Question

Mass of $10\;kg$ is raised through a height of $7\;cm$ then up to what height $30\;kg$ should be shifted so that the center of mass rises by $1cm$.

Answer 1

The Centre of mass is defined as the point at which the entire mass of the system is equally distributed. In this question, two masses are given. We need to find out how much height we need to lift the second mass so that the center of mass rises by $1cm$. We have the formula for the center of mass.
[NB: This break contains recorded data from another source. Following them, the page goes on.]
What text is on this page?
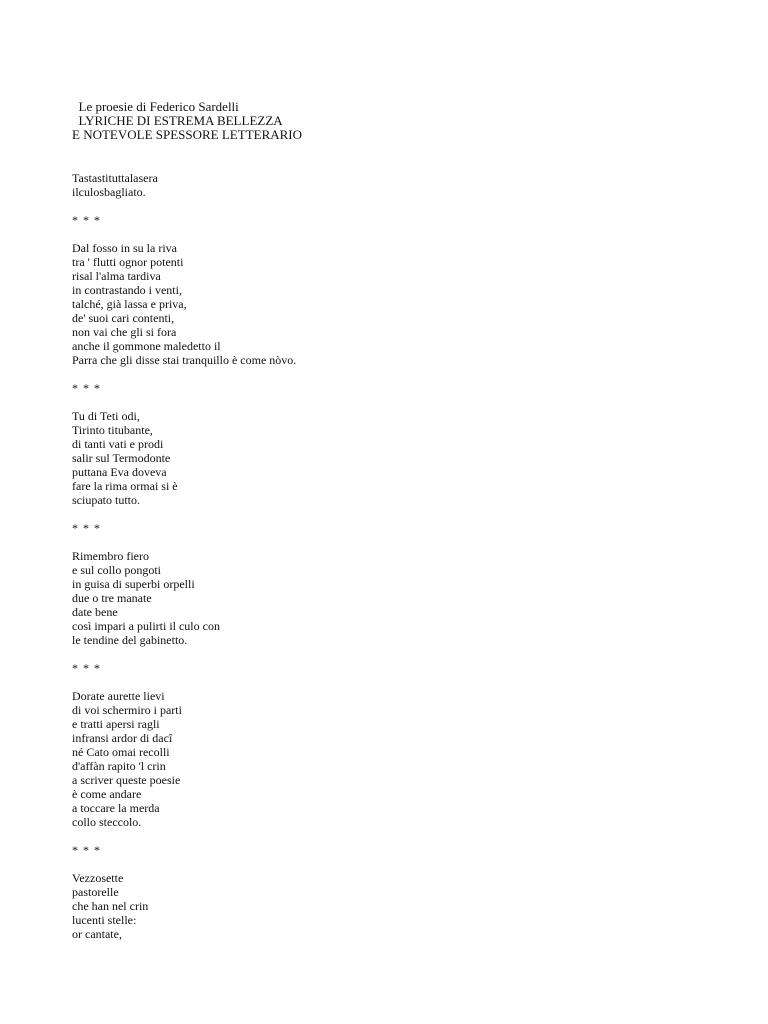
Le proesie di Federico Sardelli
LYRICHE DI ESTREMA BELLEZZA
E NOTEVOLE SPESSORE LETTERARIO
Tastastituttalasera
ilculosbagliato.
* * *
Dal fosso in su la riva
tra ' flutti ognor potenti
risal l'alma tardiva
in contrastando i venti,
talché, già lassa e priva,
de' suoi cari contenti,
non vai che gli si fora
anche il gommone maledetto il
Parra che gli disse stai tranquillo è come nòvo.
* * *
Tu di Teti odi,
Tirinto titubante,
di tanti vati e prodi
salir sul Termodonte
puttana Eva doveva
fare la rima ormai si è
sciupato tutto.
* * *
Rimembro fiero
e sul collo pongoti
in guisa di superbi orpelli
due o tre manate
date bene
così impari a pulirti il culo con
le tendine del gabinetto.
* * *
Dorate aurette lievi
di voi schermiro i parti
e tratti apersi ragli
infransi ardor di dacî
né Cato omai recolli
d'affàn rapito 'l crin
a scriver queste poesie
è come andare
a toccare la merda
collo steccolo.
* * *
Vezzosette
pastorelle
che han nel crin
lucenti stelle:
or cantate,
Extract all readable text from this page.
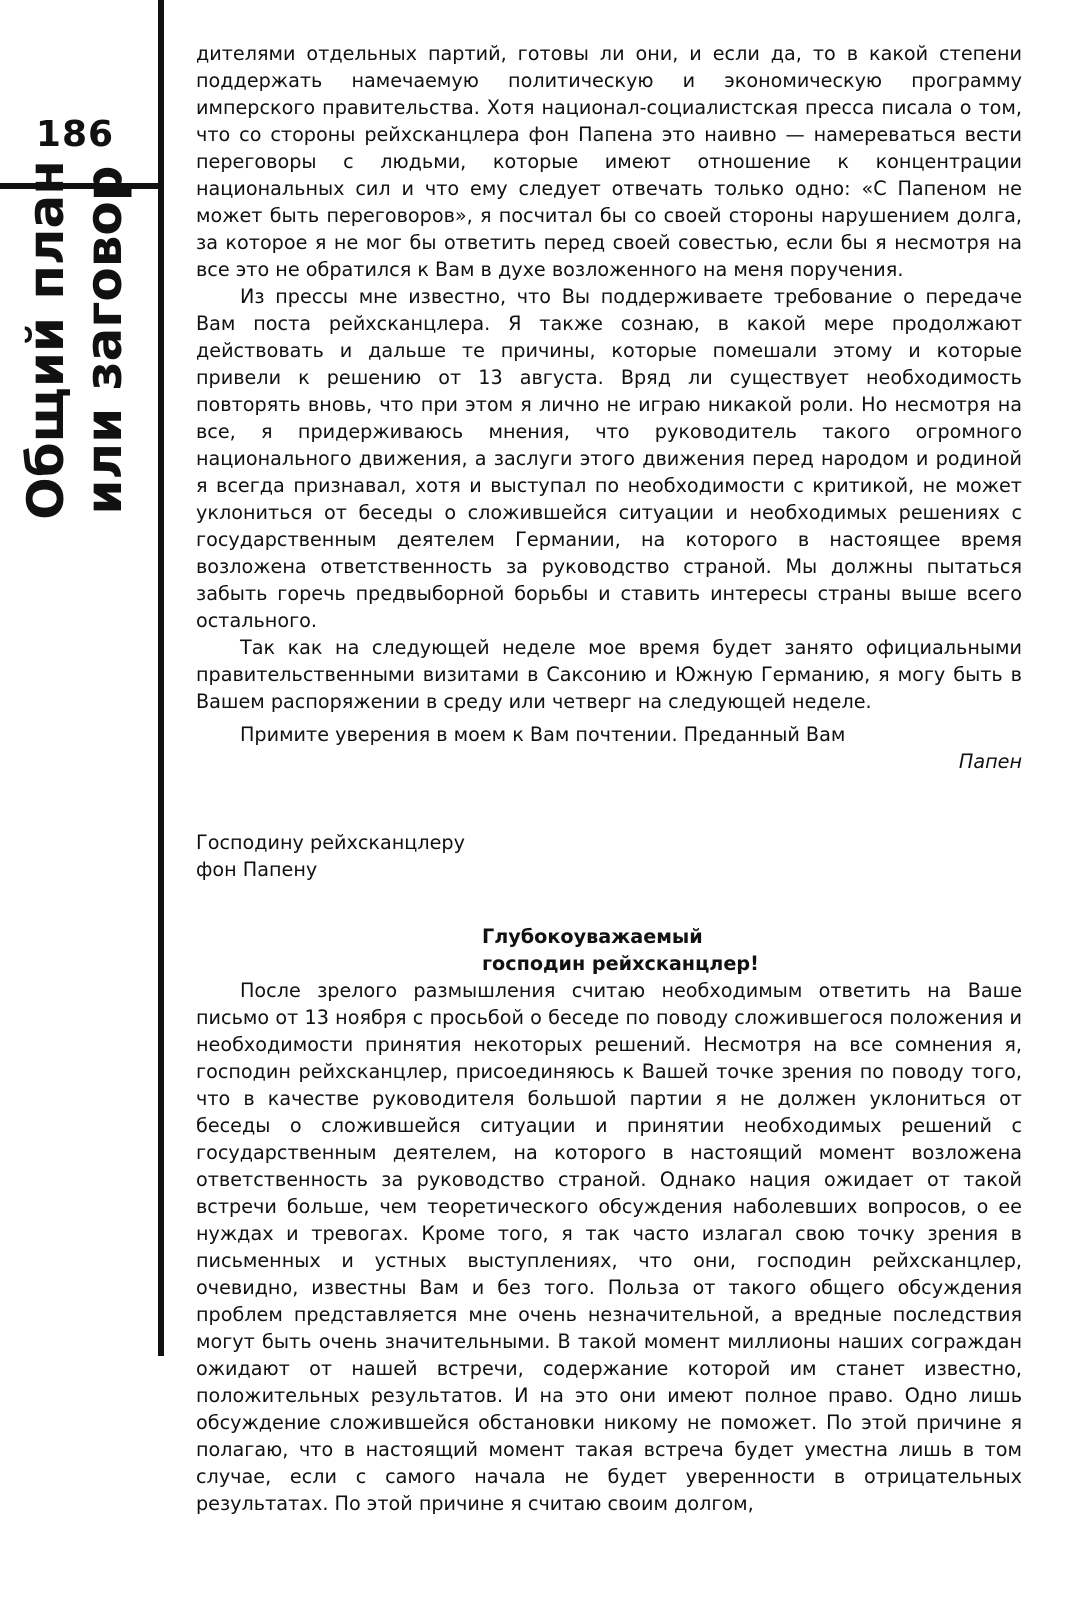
186
Общий план или заговор

дителями отдельных партий, готовы ли они, и если да, то в какой степени поддержать намечаемую политическую и экономическую программу имперского правительства. Хотя национал-социалистская пресса писала о том, что со стороны рейхсканцлера фон Папена это наивно — намереваться вести переговоры с людьми, которые имеют отношение к концентрации национальных сил и что ему следует отвечать только одно: «С Папеном не может быть переговоров», я посчитал бы со своей стороны нарушением долга, за которое я не мог бы ответить перед своей совестью, если бы я несмотря на все это не обратился к Вам в духе возложенного на меня поручения.

Из прессы мне известно, что Вы поддерживаете требование о передаче Вам поста рейхсканцлера. Я также сознаю, в какой мере продолжают действовать и дальше те причины, которые помешали этому и которые привели к решению от 13 августа. Вряд ли существует необходимость повторять вновь, что при этом я лично не играю никакой роли. Но несмотря на все, я придерживаюсь мнения, что руководитель такого огромного национального движения, а заслуги этого движения перед народом и родиной я всегда признавал, хотя и выступал по необходимости с критикой, не может уклониться от беседы о сложившейся ситуации и необходимых решениях с государственным деятелем Германии, на которого в настоящее время возложена ответственность за руководство страной. Мы должны пытаться забыть горечь предвыборной борьбы и ставить интересы страны выше всего остального.

Так как на следующей неделе мое время будет занято официальными правительственными визитами в Саксонию и Южную Германию, я могу быть в Вашем распоряжении в среду или четверг на следующей неделе.

Примите уверения в моем к Вам почтении. Преданный Вам

Папен

Господину рейхсканцлеру

фон Папену

Глубокоуважаемый

господин рейхсканцлер!

После зрелого размышления считаю необходимым ответить на Ваше письмо от 13 ноября с просьбой о беседе по поводу сложившегося положения и необходимости принятия некоторых решений. Несмотря на все сомнения я, господин рейхсканцлер, присоединяюсь к Вашей точке зрения по поводу того, что в качестве руководителя большой партии я не должен уклониться от беседы о сложившейся ситуации и принятии необходимых решений с государственным деятелем, на которого в настоящий момент возложена ответственность за руководство страной. Однако нация ожидает от такой встречи больше, чем теоретического обсуждения наболевших вопросов, о ее нуждах и тревогах. Кроме того, я так часто излагал свою точку зрения в письменных и устных выступлениях, что они, господин рейхсканцлер, очевидно, известны Вам и без того. Польза от такого общего обсуждения проблем представляется мне очень незначительной, а вредные последствия могут быть очень значительными. В такой момент миллионы наших сограждан ожидают от нашей встречи, содержание которой им станет известно, положительных результатов. И на это они имеют полное право. Одно лишь обсуждение сложившейся обстановки никому не поможет. По этой причине я полагаю, что в настоящий момент такая встреча будет уместна лишь в том случае, если с самого начала не будет уверенности в отрицательных результатах. По этой причине я считаю своим долгом,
We need to substitute the values given in the question in the respective formula and we will arrive at the desired answer.

Complete answer:
The formula for the centre of mass is given as,
$COM = \dfrac{{{m_1}{y_1} + {m_2}{y_2}}}{{{m_1} + {m_2}}}$
Here, ${m_1}$and ${m_2}$are the two masses
${y_1}$and${y_2}$are the two distances.
Given that, the first mass ${m_1} = 10\;kg$and the second mass ${m_2} = 30kg$. Also, the mass $10\;kg$ is lifted $7\;cm$. Therefore, ${y_1} = 7cm$. Also, the center of mass should be raised $1cm$. Therefore, $COM = 1cm$.
$\therefore 1 = \dfrac{{10 \times 7 + 30{y_2}}}{{10 + 30}}$
$\Rightarrow 1 = \dfrac{{70 + 30{y_2}}}{{40}}$
$\Rightarrow 40 = 70 + 30{y_2}$
$\Rightarrow - 30 = 30{y_2}$
$\Rightarrow {y_2} = - 1cm$.
Therefore the second weight should be decreased by $1cm$.

Note:
When there is a single object then its center of mass is actually the point where all the mass of that object is concentrated. Also if there is a system of particles even then the point at which the entire mass of the system is concentrated is called the center of mass. Note that the center of mass is only applicable for rigid bodies and is not applicable for non-rigid bodies. For the symmetrical and regular-shaped objects, the center of mass will be present within the body. One of the most interesting things about the center of mass is that only at this point Newton's laws of motion are applicable perfectly.